In what a trade envoy from a least-developed country called 'a classical Orwellian doublespeak,' the DG went on to suggest that the document to be prepared by the small group has to represent the common concerns of all members for credible outcomes and provide the subsequent roadmap for the negotiations after the Nairobi meeting.

The director-general said there is a common sentiment to continue the development agenda but that it is not clear in what form i.e., whether under the Doha framework or outside the DDA.

"We don't know whether it is a good idea or a diabolical move but we are intrigued as to how a small group can decide the life and death issues of a development Round," said the trade envoy.

The DG did not suggest this idea at the meeting of the Group of Seven trade envoys of the US, the European Union, China, India, Brazil, Australia, and Japan on Monday.

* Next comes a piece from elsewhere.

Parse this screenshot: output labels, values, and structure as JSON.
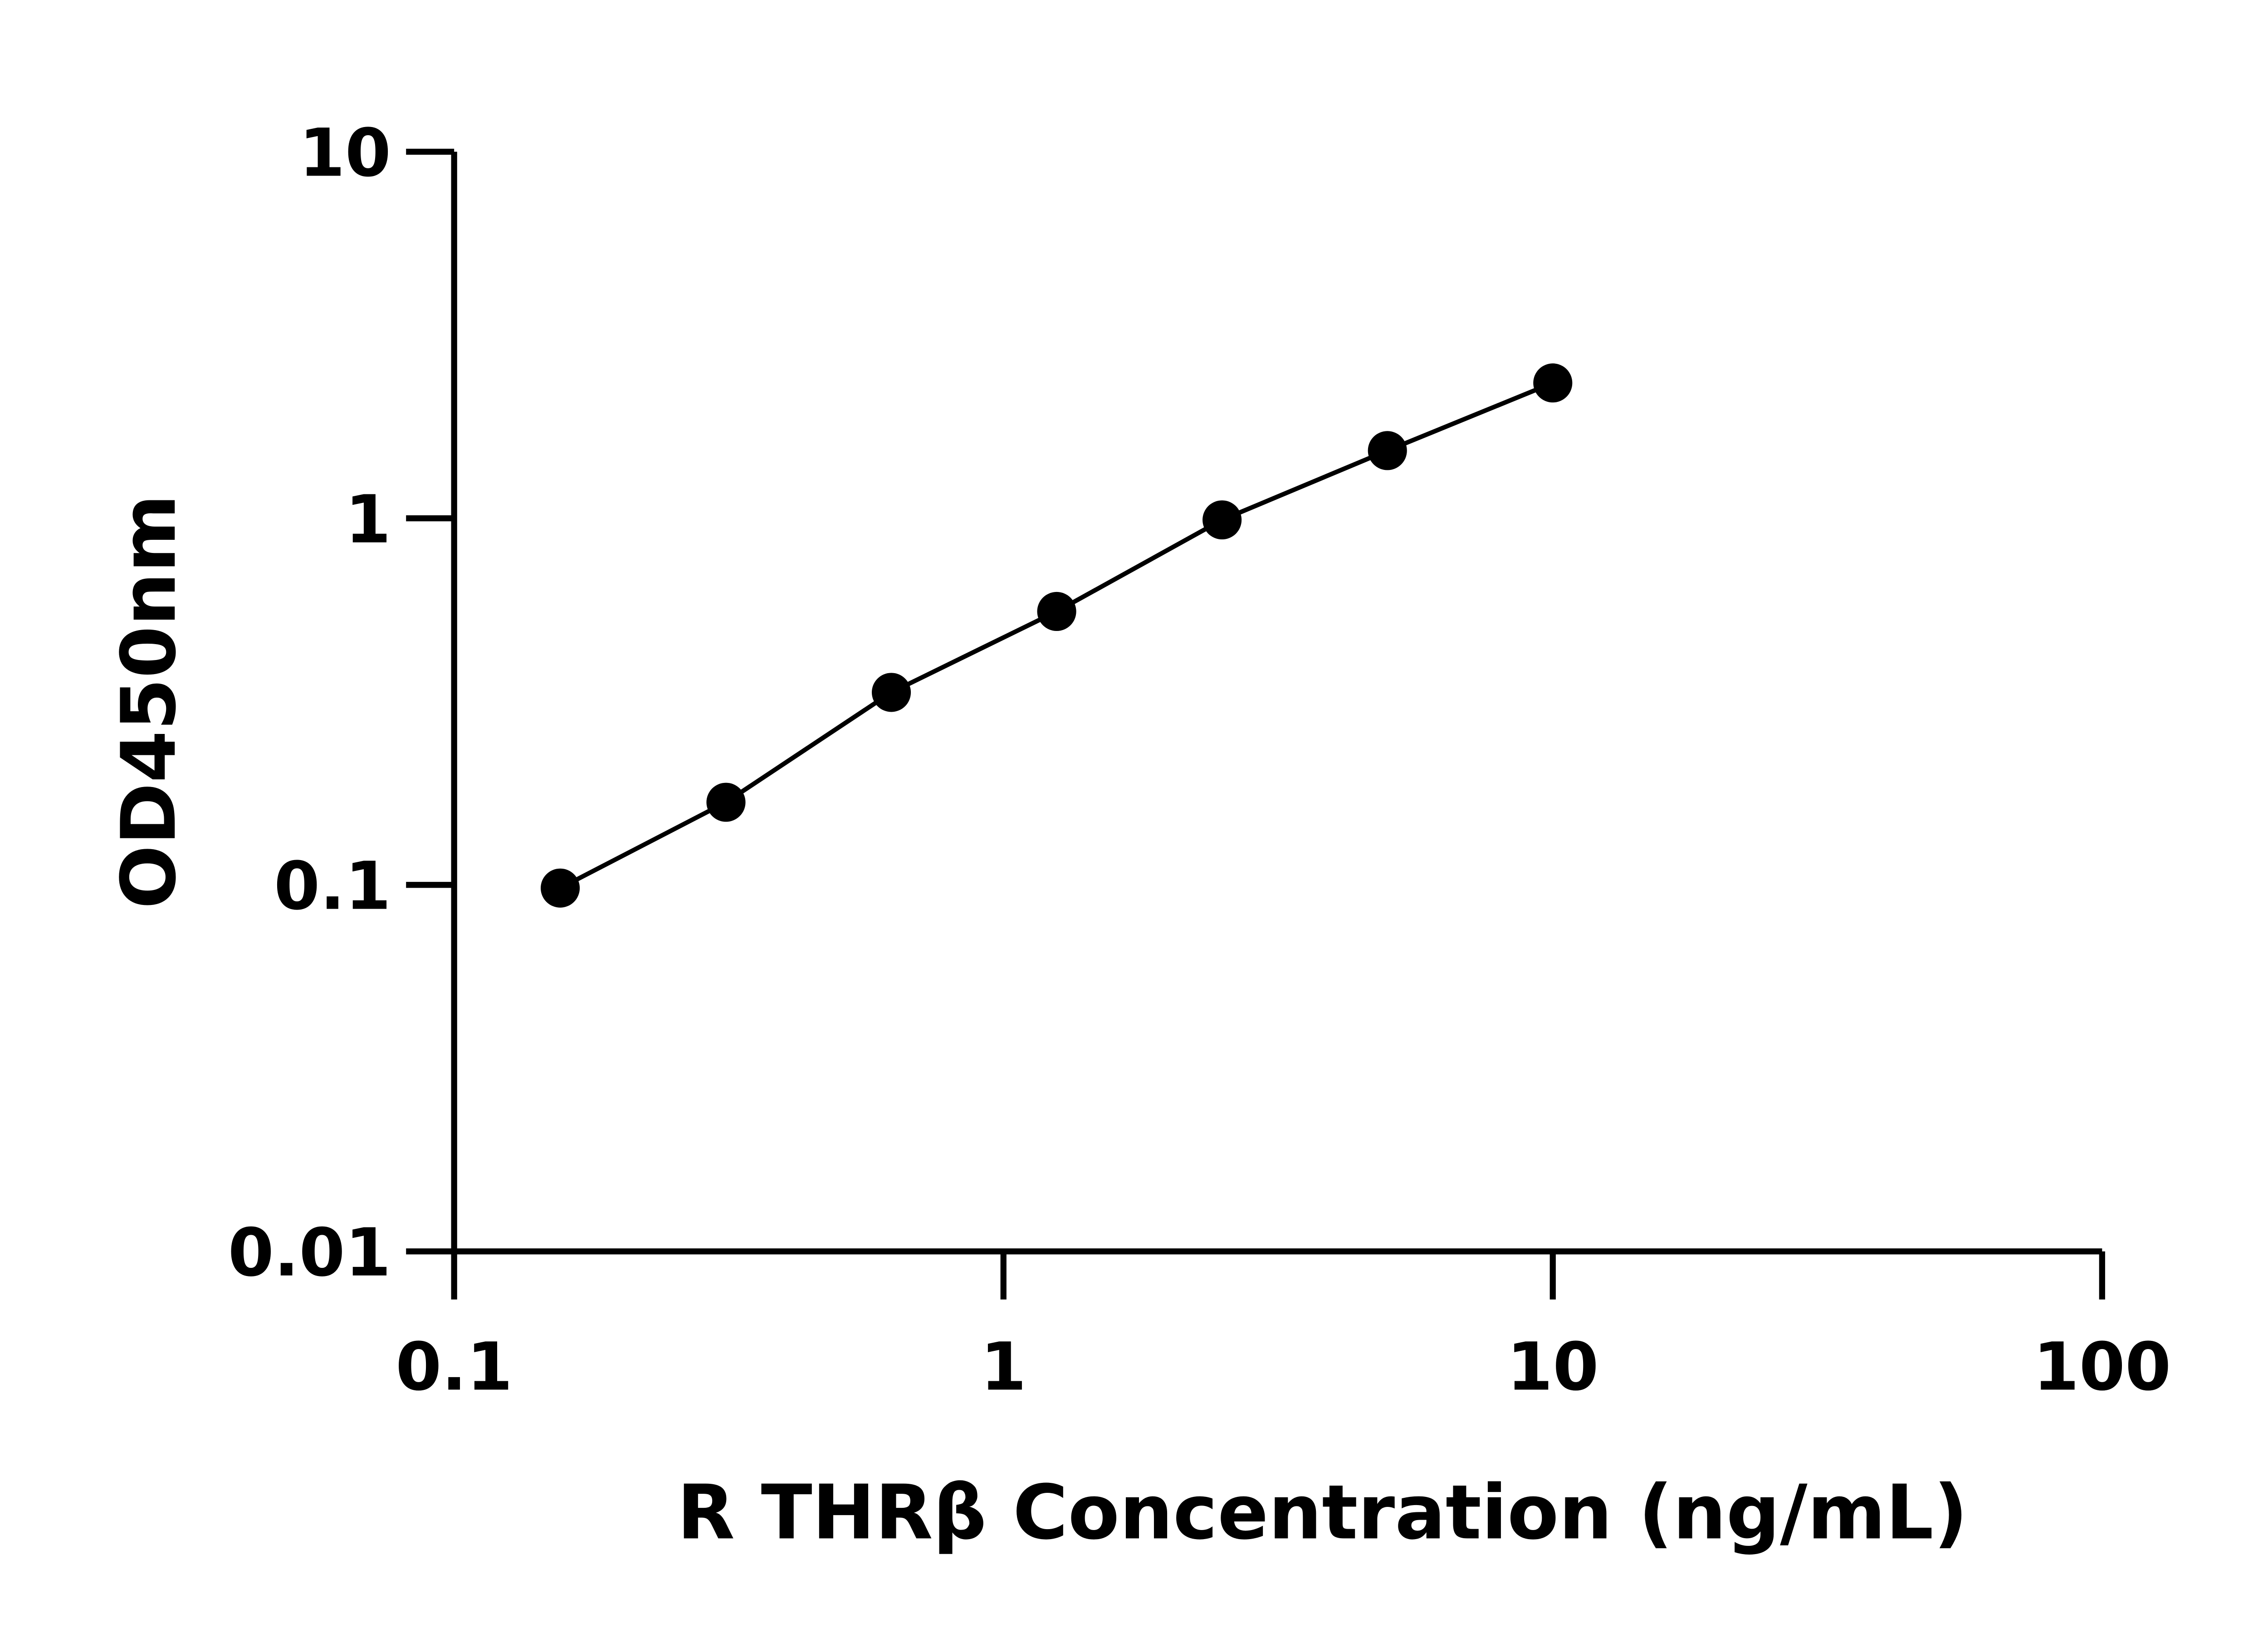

During that meeting, India asked for proposals from the proponents of the small group on export competition.

But the US, which is pressing for the small package, said categorically that it would not put any proposal on the table, according to people familiar with the meeting.

Against this backdrop, it has to be seen whether the small group will push the envelope of the small package without disclosing the identity of the members, said an African trade envoy.

Nevertheless, at the green room meeting Thursday, the DG's idea was quickly endorsed in an orchestrated fashion by the trade envoys of Japan, Canada, Norway, the European Union, and the United States as well as some developing countries such as Singapore, and Hong Kong-China.

The US made it clear that it will not support the continuation of the DDA negotiations at Nairobi.

Japan proposed what a participant later called "an audacious" idea at the green room meeting by suggesting that due to paucity of time, members must set aside the existing mandates and remain unshackled to draft the document.

China asked whether there is consensus among members for the small group to prepare a compromise agreement that would take on board the concerns of all members.

China sought to know how the small group could arrive at a middle ground or compromise document if there is no agreement among members.

Bangladesh asked pointedly for clarification on what the mandate of the small group will be, to which the director-general did not offer any answer.

Saudi Arabia asked what would happen to the flexibilities sought by the Recently Acceded Members who had taken onerous commitments to join the trade body.

India reminded Japan that the WTO worked on the basis of the rules which are negotiated after agreeing to the mandates.

India asked how Japan could suggest that the small group must do away with mandates which are the pillars for negotiations at the WTO.

Japan, however, remained silent and did not respond to India's query, nor did the DG intervene to clarify about the mandates, a trade envoy told the SUNS.

Indonesia asked whether the work of the negotiating bodies will continue without interruption, emphasizing the need for not abandoning the Doha "ship." South Africa welcomed the idea (of a small drafting group) but emphasized about ensuring proper communication and transparency with the larger membership.